Since Scott was also facing trial for his role in the murders, the court could not compel him to testify at Springsteen's trial without violating his constitutional rights to due process and against self-incrimination. So in lieu of Scott's direct testimony -- which would have allowed Springsteen's lawyers to cross-examine Scott and attack his confession's reliability -- Lynch allowed a heavily edited version of Scott's confession to be read to the jury. This edited version deleted most of the confession's contents and context, Sicola wrote in her brief, and "removed statements that were inconsistent with the crime scene evidence, and with [Springsteen's own] oral confession. The result?

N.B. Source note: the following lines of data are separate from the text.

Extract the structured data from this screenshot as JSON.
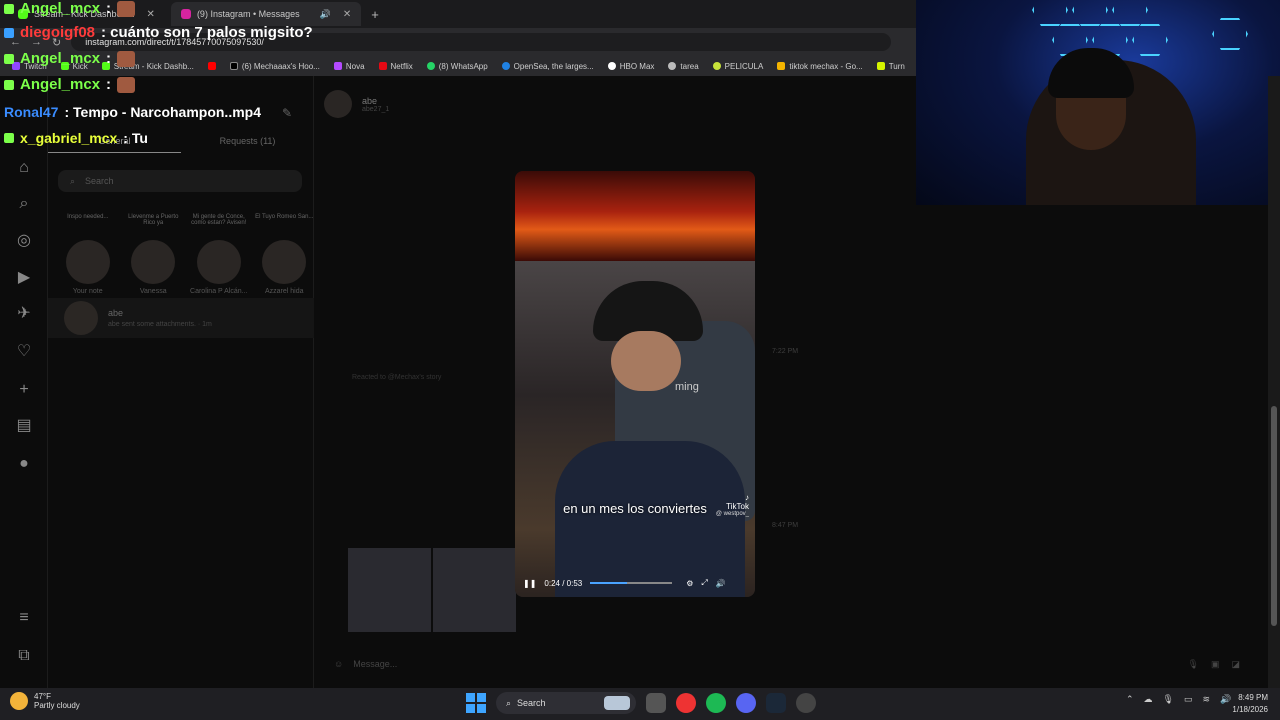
{
  "browser": {
    "tabs": [
      {
        "label": "Stream - Kick Dashboard",
        "active": false
      },
      {
        "label": "(9) Instagram • Messages",
        "active": true
      }
    ],
    "url": "instagram.com/direct/t/17845770075097530/",
    "bookmarks": [
      "Twitch",
      "Kick",
      "Stream - Kick Dashb...",
      "",
      "(6) Mechaaax's Hoo...",
      "Nova",
      "Netflix",
      "(8) WhatsApp",
      "OpenSea, the larges...",
      "HBO Max",
      "tarea",
      "PELICULA",
      "tiktok mechax - Go...",
      "Turn"
    ]
  },
  "chat": [
    {
      "user": "Angel_mcx",
      "message": "",
      "color": "#7cff4a"
    },
    {
      "user": "diegoigf08",
      "message": ": cuánto son 7 palos migsito?",
      "color": "#ff3b3b"
    },
    {
      "user": "Angel_mcx",
      "message": "",
      "color": "#7cff4a"
    },
    {
      "user": "Angel_mcx",
      "message": "",
      "color": "#7cff4a"
    },
    {
      "user": "Ronal47",
      "message": ": Tempo - Narcohampon..mp4",
      "color": "#3a8cff"
    },
    {
      "user": "x_gabriel_mcx",
      "message": ": Tu",
      "color": "#e8ff3a"
    }
  ],
  "inbox": {
    "tabs": [
      "General",
      "Requests (11)"
    ],
    "search_placeholder": "Search",
    "notes": [
      {
        "bubble": "Inspo needed...",
        "name": "Your note"
      },
      {
        "bubble": "Llevenme a Puerto Rico ya",
        "name": "Vanessa"
      },
      {
        "bubble": "Mi gente de Conce, como estan? Avisen!",
        "name": "Carolina P Alcán..."
      },
      {
        "bubble": "El Tuyo Romeo San...",
        "name": "Azzarel hida"
      }
    ],
    "conversation": {
      "name": "abe",
      "preview": "abe sent some attachments. · 1m"
    }
  },
  "thread": {
    "name": "abe",
    "username": "abe27_1",
    "timestamps": [
      "7:22 PM",
      "8:47 PM"
    ],
    "reacted": "Reacted to @Mechax's story",
    "message_placeholder": "Message..."
  },
  "video": {
    "caption": "en un mes los conviertes",
    "brand": "TikTok",
    "handle": "@ westpov_",
    "time": "0:24 / 0:53",
    "progress": 0.45,
    "chair_text": "ming"
  },
  "taskbar": {
    "temperature": "47°F",
    "weather": "Partly cloudy",
    "search": "Search",
    "time": "8:49 PM",
    "date": "1/18/2026"
  },
  "colors": {
    "accent": "#4aa3ff",
    "instagram_bg": "#0c0c0c"
  }
}
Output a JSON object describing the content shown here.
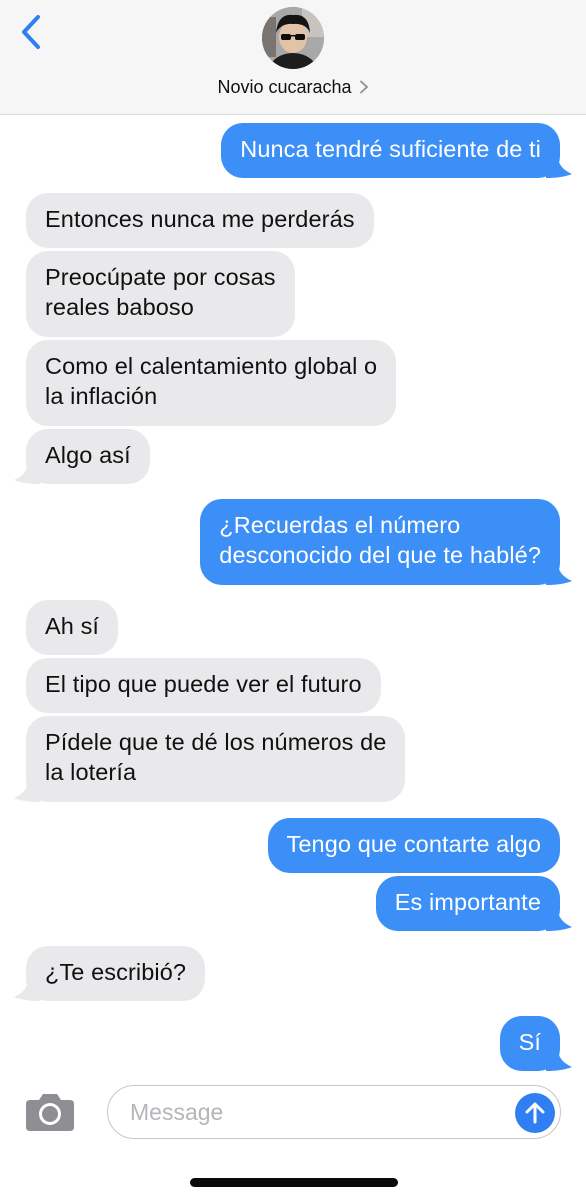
{
  "header": {
    "contact_name": "Novio cucaracha",
    "back_icon": "chevron-left-icon",
    "accent": "#3b8ff6"
  },
  "messages": [
    {
      "direction": "sent",
      "text": "Nunca tendré suficiente de ti"
    },
    {
      "direction": "received",
      "text": "Entonces nunca me perderás"
    },
    {
      "direction": "received",
      "text": "Preocúpate por cosas\nreales baboso"
    },
    {
      "direction": "received",
      "text": "Como el calentamiento global o\nla inflación"
    },
    {
      "direction": "received",
      "text": "Algo así"
    },
    {
      "direction": "sent",
      "text": "¿Recuerdas el número\ndesconocido del que te hablé?"
    },
    {
      "direction": "received",
      "text": "Ah sí"
    },
    {
      "direction": "received",
      "text": "El tipo que puede ver el futuro"
    },
    {
      "direction": "received",
      "text": "Pídele que te dé los números de\nla lotería"
    },
    {
      "direction": "sent",
      "text": "Tengo que contarte algo"
    },
    {
      "direction": "sent",
      "text": "Es importante"
    },
    {
      "direction": "received",
      "text": "¿Te escribió?"
    },
    {
      "direction": "sent",
      "text": "Sí"
    }
  ],
  "composer": {
    "placeholder": "Message",
    "camera_icon": "camera-icon",
    "send_icon": "arrow-up-icon"
  },
  "colors": {
    "sent_bubble": "#3b8ff6",
    "received_bubble": "#e9e9eb"
  }
}
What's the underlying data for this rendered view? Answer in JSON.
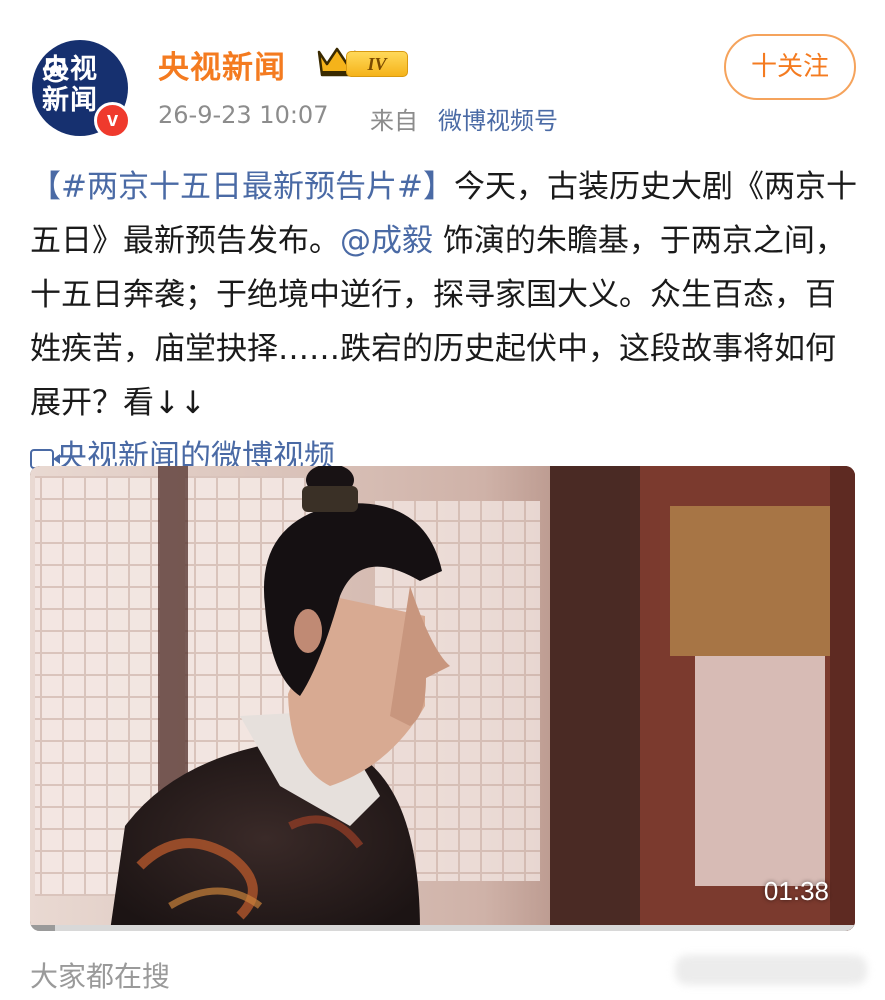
{
  "account": {
    "avatar_text": "央视\n新闻",
    "avatar_at": "@",
    "verified_mark": "v",
    "name": "央视新闻",
    "level": "IV",
    "icons": [
      "crown-icon",
      "verified-icon"
    ]
  },
  "meta": {
    "time": "26-9-23 10:07",
    "from_label": "来自",
    "source": "微博视频号"
  },
  "follow_button": "十关注",
  "post": {
    "topic": "【#两京十五日最新预告片#】",
    "text_1": "今天，古装历史大剧《两京十五日》最新预告发布。",
    "mention": "@成毅",
    "text_2": " 饰演的朱瞻基，于两京之间，十五日奔袭；于绝境中逆行，探寻家国大义。众生百态，百姓疾苦，庙堂抉择……跌宕的历史起伏中，这段故事将如何展开？看↓↓",
    "video_link": "央视新闻的微博视频",
    "video_link_icon": "video-camera-icon"
  },
  "video": {
    "duration": "01:38",
    "progress": 0.03
  },
  "footer": {
    "trending_label": "大家都在搜"
  },
  "colors": {
    "brand_orange": "#f47b20",
    "link_blue": "#4a6aa5",
    "avatar_navy": "#16306f",
    "verified_red": "#ef3a2d"
  }
}
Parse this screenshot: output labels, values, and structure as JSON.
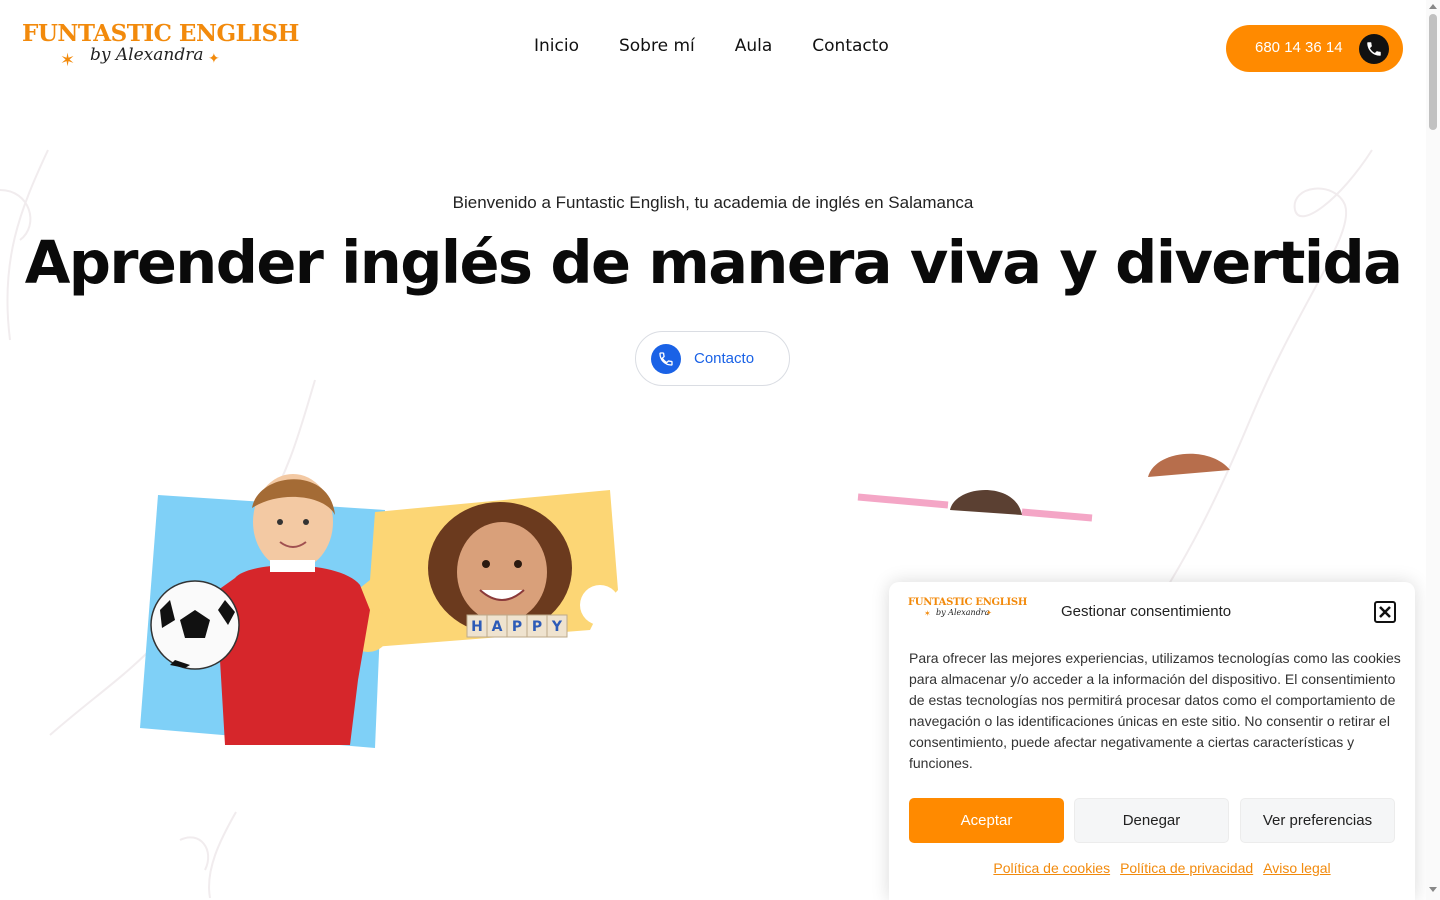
{
  "header": {
    "logo": {
      "main": "FUNTASTIC ENGLISH",
      "sub": "by Alexandra"
    },
    "nav": [
      "Inicio",
      "Sobre mí",
      "Aula",
      "Contacto"
    ],
    "phone": "680 14 36 14"
  },
  "hero": {
    "subtitle": "Bienvenido a Funtastic English, tu academia de inglés en Salamanca",
    "title": "Aprender inglés de manera viva y divertida",
    "contact_button": "Contacto"
  },
  "images": {
    "blocks_text": "HAPPY"
  },
  "cookie_dialog": {
    "logo": {
      "main": "FUNTASTIC ENGLISH",
      "sub": "by Alexandra"
    },
    "title": "Gestionar consentimiento",
    "body": "Para ofrecer las mejores experiencias, utilizamos tecnologías como las cookies para almacenar y/o acceder a la información del dispositivo. El consentimiento de estas tecnologías nos permitirá procesar datos como el comportamiento de navegación o las identificaciones únicas en este sitio. No consentir o retirar el consentimiento, puede afectar negativamente a ciertas características y funciones.",
    "buttons": {
      "accept": "Aceptar",
      "deny": "Denegar",
      "preferences": "Ver preferencias"
    },
    "links": [
      "Política de cookies",
      "Política de privacidad",
      "Aviso legal"
    ]
  },
  "colors": {
    "brand_orange": "#ff8a00",
    "link_blue": "#1a62e6",
    "panel_blue": "#7fd0f7",
    "panel_yellow": "#fcd675"
  },
  "icons": [
    "phone-icon",
    "close-icon",
    "star-icon"
  ]
}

An awkwardly worded hodgepodge further compounding the [Sixth Amendment] confrontation problem."
And the law is clear, Sicola argues, regarding such admissions -- she cites a 2001 Texas Court of Criminal Appeals decision regarding a Travis Co. murder case and an unanimous 1999 U.S. Supreme Court decision. "Admission of a nontestifying co-defendant's confession at the separate trial of a defendant has been characterized as a 'paradigmatic [Sixth Amendment] Confrontation Clause violation,'" Sicola noted from the 1999 Supremes' ruling. "In the case at bar, the trial court's redaction created a choppy product that distorted Scott's actual statements. Whether redacted or in its original form, the circumstances surrounding Scott's confession do not make cross-examination of Scott a superfluous activity. The 'voluntary statement excerpts,' reflecting less than 40% of the written confession, increases the need for, and value of, cross-examination. ... Events are depicted devoid of context."
Unless they file for an extension, Travis Co. prosecutors have 30 days to file a response. Sicola said she expects to argue the case in front of the Court of Criminal Appeals some time next spring.